Sango lo observaba asombrada. Sí es cierto que el monje Miroku tenía hábitos un tanto libidinosos que, fundamentalmente, dirigía a ella, pero también era alguien a quien admiraba por su afilado intelecto y acertada capacidad deductiva. Ella, por su parte, no se dejaba de preocupar por sus amigos, pero si por una casualidad estos habían logrado profundizar en su relación y entenderse mucho más, sería muy feliz. Sin embargo, una duda le empañó momentáneamente la alegría.

—Pero, ¿qué pasará si Inuyasha no recuerda nada de lo que pasó cuando regrese a la normalidad?

—Ella lo hará. Y la señorita Kagome sabrá mucho más de lo que sabía hace una semana y eso le permitirá actuar de manera diferente.

—Entonces, ¿solo nos queda esperar? —preguntó Shippo.

—Pues sí, Shippo —contestó el anciano Myōga—, nos queda esperar.

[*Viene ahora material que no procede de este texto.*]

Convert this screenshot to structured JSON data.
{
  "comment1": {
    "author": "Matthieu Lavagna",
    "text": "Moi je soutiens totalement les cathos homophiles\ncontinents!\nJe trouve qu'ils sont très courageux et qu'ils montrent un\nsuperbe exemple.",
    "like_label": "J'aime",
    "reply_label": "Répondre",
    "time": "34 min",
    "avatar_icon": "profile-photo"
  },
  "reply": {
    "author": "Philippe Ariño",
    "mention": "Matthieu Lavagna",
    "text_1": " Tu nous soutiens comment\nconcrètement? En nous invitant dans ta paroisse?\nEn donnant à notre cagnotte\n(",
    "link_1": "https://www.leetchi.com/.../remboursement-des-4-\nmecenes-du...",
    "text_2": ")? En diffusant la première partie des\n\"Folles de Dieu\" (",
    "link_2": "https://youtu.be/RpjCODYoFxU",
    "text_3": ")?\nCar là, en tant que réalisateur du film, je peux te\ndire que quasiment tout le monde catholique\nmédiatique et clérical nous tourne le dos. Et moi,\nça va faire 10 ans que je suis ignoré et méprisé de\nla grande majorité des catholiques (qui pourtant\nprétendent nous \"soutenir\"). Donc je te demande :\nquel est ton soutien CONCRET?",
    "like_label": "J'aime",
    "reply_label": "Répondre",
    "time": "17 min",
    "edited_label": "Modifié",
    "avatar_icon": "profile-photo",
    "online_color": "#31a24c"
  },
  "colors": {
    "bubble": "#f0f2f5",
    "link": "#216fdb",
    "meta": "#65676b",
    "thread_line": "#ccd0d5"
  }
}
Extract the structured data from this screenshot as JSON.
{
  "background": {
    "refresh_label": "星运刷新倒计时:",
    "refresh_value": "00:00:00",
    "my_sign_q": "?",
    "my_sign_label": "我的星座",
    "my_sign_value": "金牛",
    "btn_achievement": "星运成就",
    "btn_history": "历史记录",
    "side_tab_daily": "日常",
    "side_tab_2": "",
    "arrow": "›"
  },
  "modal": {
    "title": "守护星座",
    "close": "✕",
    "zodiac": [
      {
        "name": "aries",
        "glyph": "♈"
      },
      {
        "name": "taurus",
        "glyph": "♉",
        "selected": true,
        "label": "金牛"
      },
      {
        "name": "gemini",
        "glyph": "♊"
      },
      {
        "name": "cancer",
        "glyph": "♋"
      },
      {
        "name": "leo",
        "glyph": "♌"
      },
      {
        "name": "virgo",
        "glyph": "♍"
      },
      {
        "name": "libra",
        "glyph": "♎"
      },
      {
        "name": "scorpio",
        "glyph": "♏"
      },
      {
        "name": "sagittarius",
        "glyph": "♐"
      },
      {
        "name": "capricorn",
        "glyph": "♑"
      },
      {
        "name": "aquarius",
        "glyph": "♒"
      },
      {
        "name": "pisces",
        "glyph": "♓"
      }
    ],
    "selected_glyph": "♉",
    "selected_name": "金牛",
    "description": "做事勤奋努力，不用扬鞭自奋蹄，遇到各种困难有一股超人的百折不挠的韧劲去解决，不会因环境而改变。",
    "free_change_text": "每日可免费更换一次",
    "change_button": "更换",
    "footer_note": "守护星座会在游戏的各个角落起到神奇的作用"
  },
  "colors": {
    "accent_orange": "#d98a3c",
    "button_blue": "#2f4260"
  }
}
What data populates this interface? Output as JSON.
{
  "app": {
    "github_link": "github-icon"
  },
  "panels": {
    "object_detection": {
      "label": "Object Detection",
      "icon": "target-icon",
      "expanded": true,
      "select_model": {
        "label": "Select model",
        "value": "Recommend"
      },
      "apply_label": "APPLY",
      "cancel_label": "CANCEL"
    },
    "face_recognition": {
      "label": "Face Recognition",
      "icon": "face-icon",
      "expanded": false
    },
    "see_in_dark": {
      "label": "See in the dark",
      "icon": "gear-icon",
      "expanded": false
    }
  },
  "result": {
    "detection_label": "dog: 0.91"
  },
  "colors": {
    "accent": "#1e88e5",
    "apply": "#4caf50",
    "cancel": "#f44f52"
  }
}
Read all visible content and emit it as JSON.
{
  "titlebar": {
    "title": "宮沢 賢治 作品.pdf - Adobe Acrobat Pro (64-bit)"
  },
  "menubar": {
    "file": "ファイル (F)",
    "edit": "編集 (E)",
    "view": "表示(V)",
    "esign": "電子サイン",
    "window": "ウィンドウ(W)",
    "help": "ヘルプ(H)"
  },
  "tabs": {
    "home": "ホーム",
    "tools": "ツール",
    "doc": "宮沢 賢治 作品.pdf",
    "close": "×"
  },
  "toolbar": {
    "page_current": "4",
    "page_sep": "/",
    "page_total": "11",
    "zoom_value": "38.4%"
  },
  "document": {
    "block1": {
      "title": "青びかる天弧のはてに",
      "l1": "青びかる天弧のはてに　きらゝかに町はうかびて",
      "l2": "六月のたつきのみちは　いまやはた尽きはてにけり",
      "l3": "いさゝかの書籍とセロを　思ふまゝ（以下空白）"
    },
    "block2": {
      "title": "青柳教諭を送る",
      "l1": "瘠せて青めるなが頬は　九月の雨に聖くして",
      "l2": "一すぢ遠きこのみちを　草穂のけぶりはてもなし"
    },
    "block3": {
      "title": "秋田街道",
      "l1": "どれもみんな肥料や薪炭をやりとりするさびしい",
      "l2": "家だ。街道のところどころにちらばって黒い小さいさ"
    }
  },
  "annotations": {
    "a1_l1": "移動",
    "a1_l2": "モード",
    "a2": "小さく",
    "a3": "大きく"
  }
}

Continuaron caminando en silencio por un rato más hasta que Sango anunció que, si continuaban su camino sin contratiempos, llegarían a la aldea de la anciana Kaede a media mañana.

Sin embargo, no esperar adversidades era pecar de demasiado optimista.

Y más o menos una hora después del anuncio de Sango, los sentidos de todos se pusieron en alerta máxima al detectar una gigantesca horda de demonios que se dirigía justamente en dirección de la aldea de la anciana sacerdotisa. El descanso y la tranquilidad se habían terminado.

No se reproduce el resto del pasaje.